‘Harry Potter’ producers and J.K. Rowling have not discussed more movies

11.12.10 7 years ago

Warner Bros.

LONDON – “Harry Potter” author and creator J.K. Rowling created a buzz last month when she told Oprah Winfrey she was open to writing new books in the “Potter” universe, something she’d never discussed publicly before.  With the second to last “Potter” film, “Harry Potter and the Deathly Hallows, Pt. 1,” opening next week, HitFix asked franchise producers David Heyman and David Barron if they had spoken to the author about possible new wizardly adventures.  The duo made it clear there are no plans for future movies at this time nor have they discussed such with Rowling.

“Jo writing new books? She will write new books,” Heyman says. “If they are ‘Harry Potter’ books or not I have no idea what they will be. If she does write ‘Harry Potter’ books I think they will be expanding the universe.  Things along the lines of ‘Monster’s Books of Monsters’ or [about] ‘Quidditch’ because she has such a deep knowledge of this world and what we read in the books is really just the surface.  There is so much more.  Whether we actually see ‘Harry and the Bureaucrats’?  I don’t know.”

As surprising as it sounds, neither Barron or Heyman have even approached Rowling to discuss spinoffs from the billion dollar franchise.

“No. No. I would not be so presumptuous,” Heyman insists. “Jo is not a screenwriter, she’s an author. She’s not writing things for films.  She’s writing books. And I know that she writes pretty much every day, that’s what she is.   I would not try and say, ‘Please, will you please do this’ or ‘Please will you do that.'” 

“If she has something she would like for David or for us to look at, it will turn up eventually,” Barron notes.

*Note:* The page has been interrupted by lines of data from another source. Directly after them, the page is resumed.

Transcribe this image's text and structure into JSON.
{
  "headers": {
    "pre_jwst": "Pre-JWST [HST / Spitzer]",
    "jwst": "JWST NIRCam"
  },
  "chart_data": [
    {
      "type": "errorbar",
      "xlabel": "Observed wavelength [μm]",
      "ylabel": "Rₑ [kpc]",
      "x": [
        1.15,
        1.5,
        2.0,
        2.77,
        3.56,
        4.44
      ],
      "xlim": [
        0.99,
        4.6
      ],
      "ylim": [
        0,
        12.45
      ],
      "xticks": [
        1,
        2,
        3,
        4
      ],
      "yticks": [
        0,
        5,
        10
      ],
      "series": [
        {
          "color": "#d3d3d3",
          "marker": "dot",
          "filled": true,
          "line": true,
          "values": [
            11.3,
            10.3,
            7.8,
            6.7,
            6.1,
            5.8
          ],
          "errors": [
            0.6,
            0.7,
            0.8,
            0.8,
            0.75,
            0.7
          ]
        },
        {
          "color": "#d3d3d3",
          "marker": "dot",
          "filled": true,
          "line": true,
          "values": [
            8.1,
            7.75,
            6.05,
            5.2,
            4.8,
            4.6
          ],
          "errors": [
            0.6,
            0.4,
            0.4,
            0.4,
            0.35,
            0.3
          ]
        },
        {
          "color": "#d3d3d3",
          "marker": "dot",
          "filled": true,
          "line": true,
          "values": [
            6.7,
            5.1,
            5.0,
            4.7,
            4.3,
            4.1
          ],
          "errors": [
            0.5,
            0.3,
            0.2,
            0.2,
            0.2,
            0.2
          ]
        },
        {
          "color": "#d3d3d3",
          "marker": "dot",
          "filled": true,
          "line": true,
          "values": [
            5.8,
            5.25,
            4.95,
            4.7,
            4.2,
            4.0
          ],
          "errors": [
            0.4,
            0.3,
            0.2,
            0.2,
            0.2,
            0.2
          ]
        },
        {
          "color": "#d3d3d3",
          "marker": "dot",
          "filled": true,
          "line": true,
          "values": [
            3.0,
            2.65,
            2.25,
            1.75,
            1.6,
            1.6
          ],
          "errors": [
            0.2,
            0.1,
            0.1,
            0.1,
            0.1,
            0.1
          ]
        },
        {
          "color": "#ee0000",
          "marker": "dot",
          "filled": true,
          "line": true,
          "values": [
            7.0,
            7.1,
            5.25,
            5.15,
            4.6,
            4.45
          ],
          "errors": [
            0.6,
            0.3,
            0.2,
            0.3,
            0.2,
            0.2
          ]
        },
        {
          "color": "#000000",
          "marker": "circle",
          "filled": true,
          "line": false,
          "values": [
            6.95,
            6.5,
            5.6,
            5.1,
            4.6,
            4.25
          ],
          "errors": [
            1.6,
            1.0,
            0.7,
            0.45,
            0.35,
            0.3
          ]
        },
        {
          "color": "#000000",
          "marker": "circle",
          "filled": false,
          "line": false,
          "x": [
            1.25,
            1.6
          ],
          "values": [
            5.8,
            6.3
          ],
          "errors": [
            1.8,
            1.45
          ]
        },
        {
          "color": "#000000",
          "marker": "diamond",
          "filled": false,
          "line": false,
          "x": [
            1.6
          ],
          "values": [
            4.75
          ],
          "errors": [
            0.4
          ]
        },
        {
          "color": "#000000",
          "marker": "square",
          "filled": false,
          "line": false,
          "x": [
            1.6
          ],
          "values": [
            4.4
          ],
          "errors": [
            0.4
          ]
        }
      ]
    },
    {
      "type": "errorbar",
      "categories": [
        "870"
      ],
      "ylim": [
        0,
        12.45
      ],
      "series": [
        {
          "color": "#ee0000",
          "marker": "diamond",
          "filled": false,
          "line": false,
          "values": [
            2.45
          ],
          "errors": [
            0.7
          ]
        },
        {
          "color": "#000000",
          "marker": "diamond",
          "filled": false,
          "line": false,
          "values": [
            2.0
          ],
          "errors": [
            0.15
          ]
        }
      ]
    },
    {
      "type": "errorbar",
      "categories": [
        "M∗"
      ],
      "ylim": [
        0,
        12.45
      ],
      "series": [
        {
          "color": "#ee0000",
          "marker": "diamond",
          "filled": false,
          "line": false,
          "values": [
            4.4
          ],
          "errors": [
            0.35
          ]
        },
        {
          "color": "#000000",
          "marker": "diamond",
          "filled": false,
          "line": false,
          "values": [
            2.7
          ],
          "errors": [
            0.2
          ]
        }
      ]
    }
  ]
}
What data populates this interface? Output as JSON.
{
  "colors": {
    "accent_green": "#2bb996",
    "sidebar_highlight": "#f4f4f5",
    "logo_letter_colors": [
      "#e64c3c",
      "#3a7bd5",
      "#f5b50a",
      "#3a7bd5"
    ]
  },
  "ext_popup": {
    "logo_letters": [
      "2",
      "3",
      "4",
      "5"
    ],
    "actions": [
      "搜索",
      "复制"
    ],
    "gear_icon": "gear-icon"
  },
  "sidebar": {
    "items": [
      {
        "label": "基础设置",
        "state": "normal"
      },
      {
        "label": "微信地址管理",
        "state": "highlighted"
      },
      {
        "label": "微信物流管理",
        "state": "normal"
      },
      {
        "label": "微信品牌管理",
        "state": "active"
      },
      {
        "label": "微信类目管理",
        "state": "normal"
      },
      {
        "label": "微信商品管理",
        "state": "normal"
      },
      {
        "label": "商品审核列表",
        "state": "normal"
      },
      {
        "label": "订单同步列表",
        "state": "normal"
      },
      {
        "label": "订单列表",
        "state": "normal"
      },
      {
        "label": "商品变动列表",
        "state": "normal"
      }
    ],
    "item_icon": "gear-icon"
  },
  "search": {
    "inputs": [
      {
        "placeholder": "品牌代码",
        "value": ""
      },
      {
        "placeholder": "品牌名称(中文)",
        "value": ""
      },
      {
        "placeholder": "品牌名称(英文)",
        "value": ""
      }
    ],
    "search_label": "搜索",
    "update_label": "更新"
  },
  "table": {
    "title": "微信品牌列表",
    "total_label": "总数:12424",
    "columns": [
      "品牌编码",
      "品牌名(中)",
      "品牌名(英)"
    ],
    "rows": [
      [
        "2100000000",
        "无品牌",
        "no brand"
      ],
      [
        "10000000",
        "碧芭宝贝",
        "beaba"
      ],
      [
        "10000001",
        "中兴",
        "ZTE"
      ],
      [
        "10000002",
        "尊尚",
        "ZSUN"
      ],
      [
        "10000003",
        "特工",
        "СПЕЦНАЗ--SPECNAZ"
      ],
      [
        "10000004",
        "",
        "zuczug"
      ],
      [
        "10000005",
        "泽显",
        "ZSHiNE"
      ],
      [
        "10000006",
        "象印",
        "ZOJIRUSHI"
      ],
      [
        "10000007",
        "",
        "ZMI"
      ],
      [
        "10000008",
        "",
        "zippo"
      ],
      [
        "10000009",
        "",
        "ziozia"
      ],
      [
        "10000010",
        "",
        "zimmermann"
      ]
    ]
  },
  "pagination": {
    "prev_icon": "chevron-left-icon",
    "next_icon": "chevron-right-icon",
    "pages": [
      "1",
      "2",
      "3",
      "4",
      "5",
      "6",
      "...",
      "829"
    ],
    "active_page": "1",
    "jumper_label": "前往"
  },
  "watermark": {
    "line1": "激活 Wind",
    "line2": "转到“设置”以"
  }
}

“The films are born out of Jo’s fiction,” Heyman says.  “And however brilliant [franchise screenwriter] Steve Kloves is and there are scenes that Steve has written that Joe has gone, ‘I wish I’d written that.  I wish I’d done that.’  Even with that I think that there is only one Jo Rowling and we could not make a film without her source material.”

Barron adds, “I mean, ‘Harry Potter’ was seven books, but it was a singular story and the seventh book was the end of that story and It’s hard to imagine how she would re-enter that story.  She could take a character I guess and go in a completely different direction, but we have no indication that that’s what she might intend to do.”

“Harry Potter and the Deathly Hallows, Pt. 1″ opens nationwide and on IMAX Nov. 19.”  The final film, “Harry Potter and the Deathly Hallows, Pt. 2” opens July 15, 2011.